WordPress 5 Released
WordPress 5.0 was released on 06 December 2018. On 12 December WordPress 5.0.1 was released to include some security bug fixes. However, this also began to introduce breakage.
This is a Waterloo
The Battle at Waterloo has become a metaphor for something difficult to overcome, or recover from. With novices unable to easily adopt the new interface, and with a good swath of intermediate and advanced users in open rebellion against the change, there are now opportunities for sharpened knives. The forces arrayed against Automattic are as follows: - Those who will defect to a hard fork (ClassicPress, etc., see above) - Those who will defect to an alternate platform (Grav, etc., see below) The main forces for Automattic are: - User base inertia, - Community that will censor defectors to a hard fork, and - The WooCommerce and subsidiary plugins which make finding a replacement a more complex and time consuming task. (This is akin to trying to supplant Windows without having an alternative to Office.)
Troop Strength and Depth
While this might seem like a less difficult challenge than the fated Waterloo, the strength of Automattic's development ranks is thin and ragged. The ability to create quality code and a quality experience should be seriously questioned. For example: - Two plugins remain in Core that cannot be touched (for the obviously irrelevant political reason that they were created more than a decade ago by the CEO), and lead developers have to resort to lying about it in the bug tracker. In ClassicPress, those two plugins were removed in the first Alpha release. - The infamous WordPress plugin repository redesign fiasco of 2015–2017. - Last but not least, the hostility to and distaste for Gutenberg to date. If it were a matter of executing and providing a speedy and pleasent experience, then the rather steep learning curve could be mastered. Instead, the very same puzzling experiences found in user testing with novices using the current editor will be found writ large with not only novices, but intermediate and advanced users of the previous platform. As one reviewer put it I'm tripping over my own feet. Again, it will take more than evangelism to win this battle because the quality of the WordPress package, including the ridiculous redesign of the Plugin directory and its functionality. This is not to mention, the antiquated development tools and processes that continue to cause WordPress, like an old jalopy, to rattle and shimmy down the backroads and washed out valleys of bloatland.
Humans Hate Change
If the above were not enough, there is the very basic psychology that is arrayed against Automatic in this signficant change, which is: humans hate change.
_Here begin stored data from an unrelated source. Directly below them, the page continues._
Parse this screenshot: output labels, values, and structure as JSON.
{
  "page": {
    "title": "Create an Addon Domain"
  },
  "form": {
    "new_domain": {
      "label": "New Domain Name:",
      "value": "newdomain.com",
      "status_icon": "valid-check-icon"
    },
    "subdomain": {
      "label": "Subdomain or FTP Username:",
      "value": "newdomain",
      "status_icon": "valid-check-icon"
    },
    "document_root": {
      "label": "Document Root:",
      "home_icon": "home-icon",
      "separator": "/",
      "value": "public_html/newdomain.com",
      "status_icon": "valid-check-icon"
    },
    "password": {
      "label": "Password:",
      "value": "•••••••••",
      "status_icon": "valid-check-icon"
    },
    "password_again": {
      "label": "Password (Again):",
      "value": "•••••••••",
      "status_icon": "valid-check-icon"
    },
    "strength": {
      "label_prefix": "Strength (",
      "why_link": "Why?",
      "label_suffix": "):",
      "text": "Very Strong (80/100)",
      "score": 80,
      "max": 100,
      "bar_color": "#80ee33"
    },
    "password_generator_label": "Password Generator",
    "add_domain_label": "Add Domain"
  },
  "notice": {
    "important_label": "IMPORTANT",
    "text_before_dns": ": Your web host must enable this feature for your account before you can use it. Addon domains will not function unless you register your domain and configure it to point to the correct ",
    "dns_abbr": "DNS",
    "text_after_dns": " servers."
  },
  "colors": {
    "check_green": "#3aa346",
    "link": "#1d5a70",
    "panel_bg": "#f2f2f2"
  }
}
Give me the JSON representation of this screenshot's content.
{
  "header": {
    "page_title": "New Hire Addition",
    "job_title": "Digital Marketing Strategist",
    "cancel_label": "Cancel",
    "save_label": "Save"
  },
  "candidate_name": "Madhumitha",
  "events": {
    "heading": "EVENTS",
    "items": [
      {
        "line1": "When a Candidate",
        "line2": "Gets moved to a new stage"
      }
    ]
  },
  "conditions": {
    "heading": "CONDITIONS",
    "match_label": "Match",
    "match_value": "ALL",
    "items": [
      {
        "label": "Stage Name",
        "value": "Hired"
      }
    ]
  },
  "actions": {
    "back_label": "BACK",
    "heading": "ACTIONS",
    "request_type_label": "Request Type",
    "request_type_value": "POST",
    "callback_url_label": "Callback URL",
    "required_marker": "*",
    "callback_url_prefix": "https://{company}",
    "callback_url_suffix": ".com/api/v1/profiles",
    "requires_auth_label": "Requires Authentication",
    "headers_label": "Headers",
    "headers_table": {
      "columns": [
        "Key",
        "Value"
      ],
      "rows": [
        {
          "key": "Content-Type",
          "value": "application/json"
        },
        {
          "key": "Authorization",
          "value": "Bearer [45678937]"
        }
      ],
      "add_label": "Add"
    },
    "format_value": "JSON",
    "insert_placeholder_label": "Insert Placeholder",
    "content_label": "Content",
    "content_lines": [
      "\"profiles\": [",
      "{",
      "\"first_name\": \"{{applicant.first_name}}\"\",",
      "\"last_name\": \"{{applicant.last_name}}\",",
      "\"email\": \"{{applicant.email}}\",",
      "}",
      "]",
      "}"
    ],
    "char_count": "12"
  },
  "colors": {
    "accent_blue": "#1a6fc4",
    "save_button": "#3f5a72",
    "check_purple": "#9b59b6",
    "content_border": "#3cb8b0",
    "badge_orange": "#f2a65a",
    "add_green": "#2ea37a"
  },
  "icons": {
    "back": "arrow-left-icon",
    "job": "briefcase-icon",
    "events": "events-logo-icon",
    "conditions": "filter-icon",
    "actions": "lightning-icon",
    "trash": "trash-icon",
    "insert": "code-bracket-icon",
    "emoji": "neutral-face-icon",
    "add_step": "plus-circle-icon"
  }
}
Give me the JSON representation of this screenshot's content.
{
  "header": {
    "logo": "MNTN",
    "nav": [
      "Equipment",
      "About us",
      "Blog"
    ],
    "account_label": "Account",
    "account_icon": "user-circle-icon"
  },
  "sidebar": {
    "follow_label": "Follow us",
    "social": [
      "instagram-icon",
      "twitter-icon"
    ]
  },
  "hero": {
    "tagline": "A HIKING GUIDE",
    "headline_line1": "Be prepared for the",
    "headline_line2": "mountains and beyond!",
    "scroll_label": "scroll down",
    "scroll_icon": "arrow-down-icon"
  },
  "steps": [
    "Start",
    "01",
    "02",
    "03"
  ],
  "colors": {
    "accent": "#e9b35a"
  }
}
Witness: - Why redesigns don't make users happy - Why most redesigns fail
Alternative to WordPress -- Flat File CMS
It is important to view another issue with WordPress which adds complexity and resource requirements, which for many sites is unnecessary: the requirement for a database. Flat file content management systems are increasingly functional and reliable and have significant advantages over the use of a database. Databases are generally opaque, more difficult to inspect, require their own backup and restore procedures, have their own security, use more resources (specifically ram, but also processor) and with advanced caching readily available, do not have much in the way of benefit. For special uses such as shopping carts and session management, a database can be used as a supplement to a Flat File CMS, but for serving most content, it makes little sense. Grav CMS, a maturing Flat File CMS, is a viable alternative to WordPress for certain use cases, perhaps even the majority (and has shopping cart plugins available). For those developers, administrators, and endusers, like me, who have spent more than a decade with WordPress are are looking for a platform for the next 10 years, Grav looks quite promising, as does ClassicPress. WordPress? Not so much.